Unresponsive maintainer : kanarip

Michael Schwendt mschwendt at gmail.com
Fri Jan 9 10:22:47 UTC 2015


On Fri, 09 Jan 2015 09:40:17 +0200, Yanko Kaneti wrote:

> > Policy does require you to contact the maintainer
> > http://fedoraproject.org/wiki/Getting_a_Fedora_package_in_EPEL It is 
> > quite inappropriate to not have the courtesy to contact the fedora 
> > maintainer first.
> 
> I have't seen that policy, but now that I've read it it seem misguided.
> My thinking is:
> - If the Fedora maintainer cared and there was no technical reason the 
>  branches would already be there.

"Cared"?  This is the fundamental problem. Care about what? About making
available a package _also_ for EPEL? Or about maintaining it properly and
as appropriate for the long life-cycle of the mother product RHEL?

EPEL should not be treated as just another dist target to build for.
Don't take it lightly. Don't dump builds into EPEL without considering
what may become necessary for future bug-fixes, security-fixes or even
back-ports when the build requirements of an upgrade are not met by RHEL.

It is perfectly fine, if someone with special interest in EPEL volunteers
as the EPEL package maintainer when the Fedora package maintainer has not
created the branches for EPEL before. Be aware of the consequences of
offering something for EPEL. It is not easy to make RHEL/EPEL users happy.
Those, who are not affected by bugs, don't want version upgrades which may
cause regression and new issues. Those, who are affected by bugs, want
bug-fixes (which may make version upgrades necessary!). And there are also
those, who want always new versions as if it's a drug. Finding existing
packages saves them some work, but they don't "care" much, because they
build things themselves once the existing packages are out-of-date, and
they don't care either whether that may break the dist.

> - Most Fedora maintainers know well enough if there is or isn't any 
> technical reason.

Not sure about that. The type of maintenance which is appropriate for EPEL
is underestimated. When you offer something for EPEL, you somehow need to
predict whether you will be able to handle security fixes, backports
and/or upgrades in the future for a long time.

> - "I am too busy and I'll get to it later" - is no good excuse for 
> blocking people willing to do the work.

True.

Not responding in bugzilla in time is no good excuse either.

> - "I beleive this package is not suitable for an LTS release, so I'll 
> block it" - is just hubris.

True, too.
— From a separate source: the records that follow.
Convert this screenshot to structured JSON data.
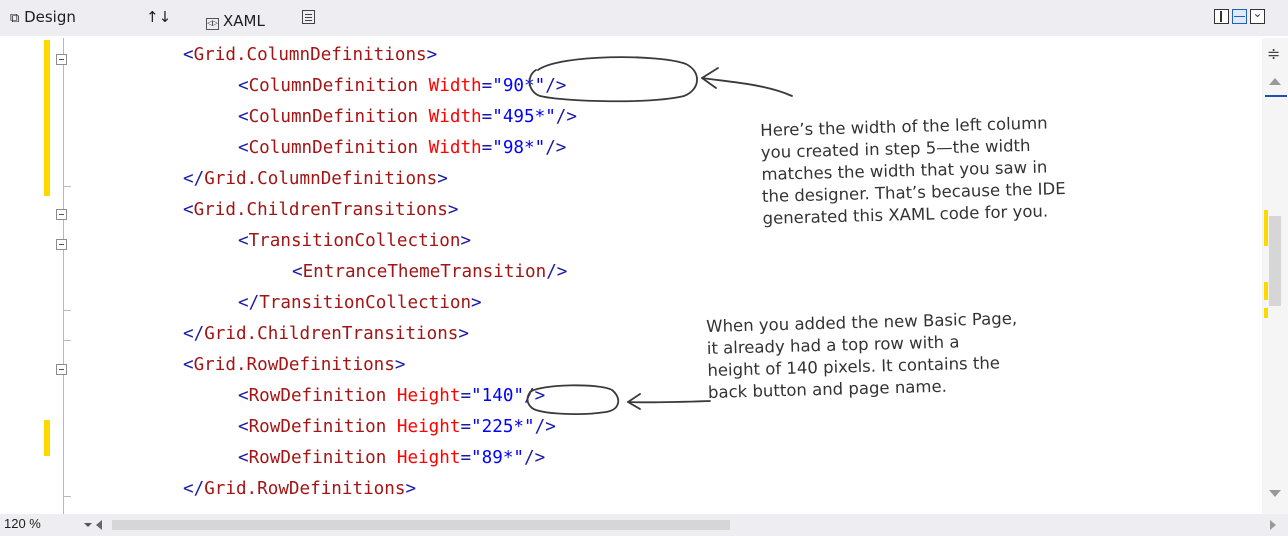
{
  "tabs": {
    "design_label": "Design",
    "design_icon": "design-view-icon",
    "swap_label": "↑↓",
    "xaml_label": "XAML",
    "xaml_icon": "xaml-file-icon",
    "document_outline_icon": "document-outline-icon"
  },
  "view_buttons": [
    "vertical-split-icon",
    "horizontal-split-icon",
    "collapse-pane-icon"
  ],
  "code": [
    [
      [
        "pun",
        "<"
      ],
      [
        "tag",
        "Grid.ColumnDefinitions"
      ],
      [
        "pun",
        ">"
      ]
    ],
    [
      [
        "pun",
        "<"
      ],
      [
        "tag",
        "ColumnDefinition"
      ],
      [
        "pun",
        " "
      ],
      [
        "att",
        "Width"
      ],
      [
        "pun",
        "="
      ],
      [
        "val",
        "\"90*\""
      ],
      [
        "pun",
        "/>"
      ]
    ],
    [
      [
        "pun",
        "<"
      ],
      [
        "tag",
        "ColumnDefinition"
      ],
      [
        "pun",
        " "
      ],
      [
        "att",
        "Width"
      ],
      [
        "pun",
        "="
      ],
      [
        "val",
        "\"495*\""
      ],
      [
        "pun",
        "/>"
      ]
    ],
    [
      [
        "pun",
        "<"
      ],
      [
        "tag",
        "ColumnDefinition"
      ],
      [
        "pun",
        " "
      ],
      [
        "att",
        "Width"
      ],
      [
        "pun",
        "="
      ],
      [
        "val",
        "\"98*\""
      ],
      [
        "pun",
        "/>"
      ]
    ],
    [
      [
        "pun",
        "</"
      ],
      [
        "tag",
        "Grid.ColumnDefinitions"
      ],
      [
        "pun",
        ">"
      ]
    ],
    [
      [
        "pun",
        "<"
      ],
      [
        "tag",
        "Grid.ChildrenTransitions"
      ],
      [
        "pun",
        ">"
      ]
    ],
    [
      [
        "pun",
        "<"
      ],
      [
        "tag",
        "TransitionCollection"
      ],
      [
        "pun",
        ">"
      ]
    ],
    [
      [
        "pun",
        "<"
      ],
      [
        "tag",
        "EntranceThemeTransition"
      ],
      [
        "pun",
        "/>"
      ]
    ],
    [
      [
        "pun",
        "</"
      ],
      [
        "tag",
        "TransitionCollection"
      ],
      [
        "pun",
        ">"
      ]
    ],
    [
      [
        "pun",
        "</"
      ],
      [
        "tag",
        "Grid.ChildrenTransitions"
      ],
      [
        "pun",
        ">"
      ]
    ],
    [
      [
        "pun",
        "<"
      ],
      [
        "tag",
        "Grid.RowDefinitions"
      ],
      [
        "pun",
        ">"
      ]
    ],
    [
      [
        "pun",
        "<"
      ],
      [
        "tag",
        "RowDefinition"
      ],
      [
        "pun",
        " "
      ],
      [
        "att",
        "Height"
      ],
      [
        "pun",
        "="
      ],
      [
        "val",
        "\"140\""
      ],
      [
        "pun",
        "/>"
      ]
    ],
    [
      [
        "pun",
        "<"
      ],
      [
        "tag",
        "RowDefinition"
      ],
      [
        "pun",
        " "
      ],
      [
        "att",
        "Height"
      ],
      [
        "pun",
        "="
      ],
      [
        "val",
        "\"225*\""
      ],
      [
        "pun",
        "/>"
      ]
    ],
    [
      [
        "pun",
        "<"
      ],
      [
        "tag",
        "RowDefinition"
      ],
      [
        "pun",
        " "
      ],
      [
        "att",
        "Height"
      ],
      [
        "pun",
        "="
      ],
      [
        "val",
        "\"89*\""
      ],
      [
        "pun",
        "/>"
      ]
    ],
    [
      [
        "pun",
        "</"
      ],
      [
        "tag",
        "Grid.RowDefinitions"
      ],
      [
        "pun",
        ">"
      ]
    ]
  ],
  "annotations": {
    "column_width_note": "Here’s the width of the left column\nyou created in step 5—the width\nmatches the width that you saw in\nthe designer. That’s because the IDE\ngenerated this XAML code for you.",
    "row_height_note": "When you added the new Basic Page,\nit already had a top row with a\nheight of 140 pixels. It contains the\nback button and page name."
  },
  "status": {
    "zoom_level": "120 %"
  },
  "colors": {
    "punctuation": "#1a1aa6",
    "element": "#a31515",
    "attribute": "#ff0000",
    "value": "#0000ff",
    "change_marker": "#ffd800"
  }
}
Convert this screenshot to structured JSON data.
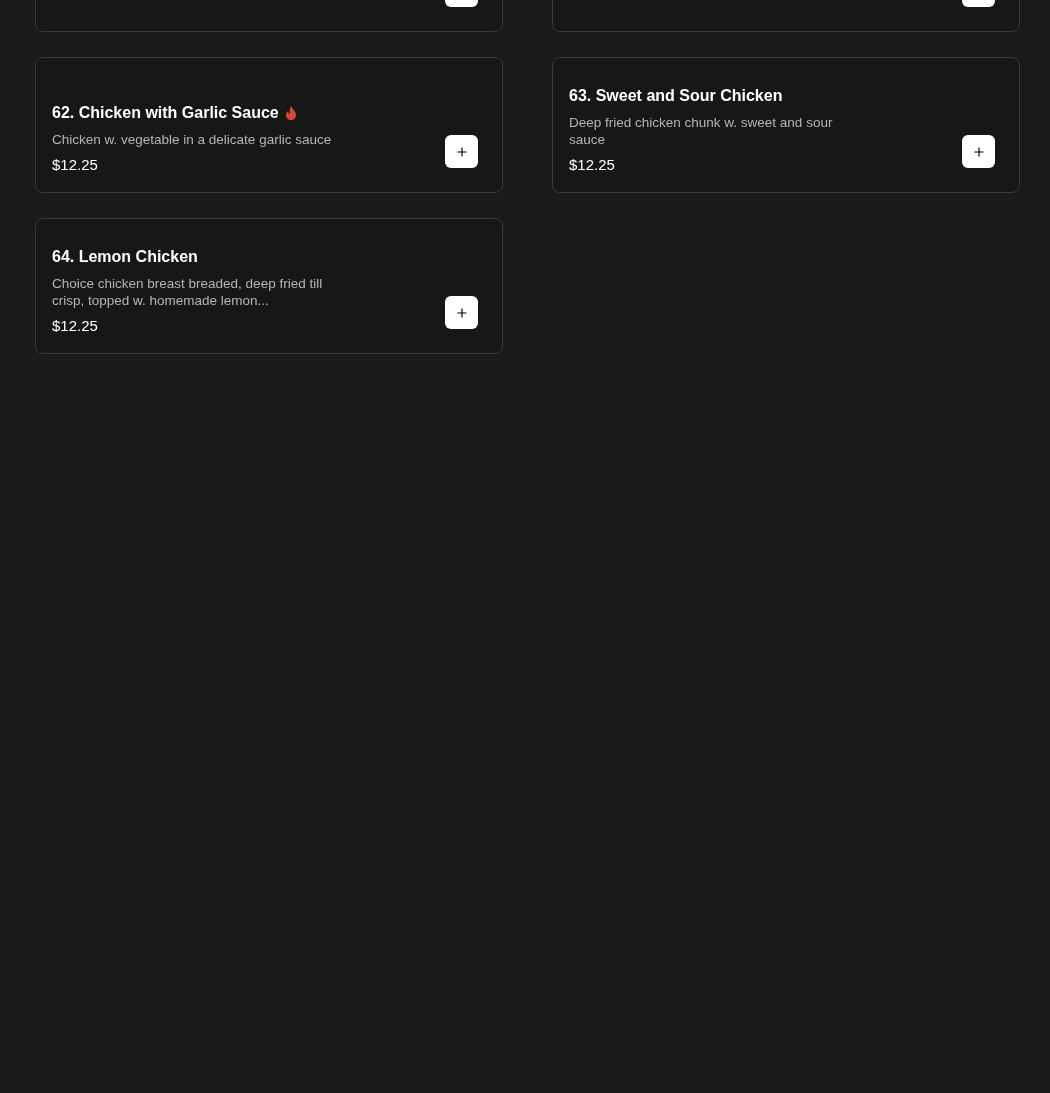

Is there an EPEL project leadership which could review such
"decisions"? The opposite, offering something for EPEL only to orphan it
some time later, can be considered damaging, too.

> - Lets not put red tape for more people to do the work in a place 
> where good sense should be more than enough to prevent conflict.

Still it's too easy to release packages in the Fedora and EPEL dists
and then abandon them without any notification.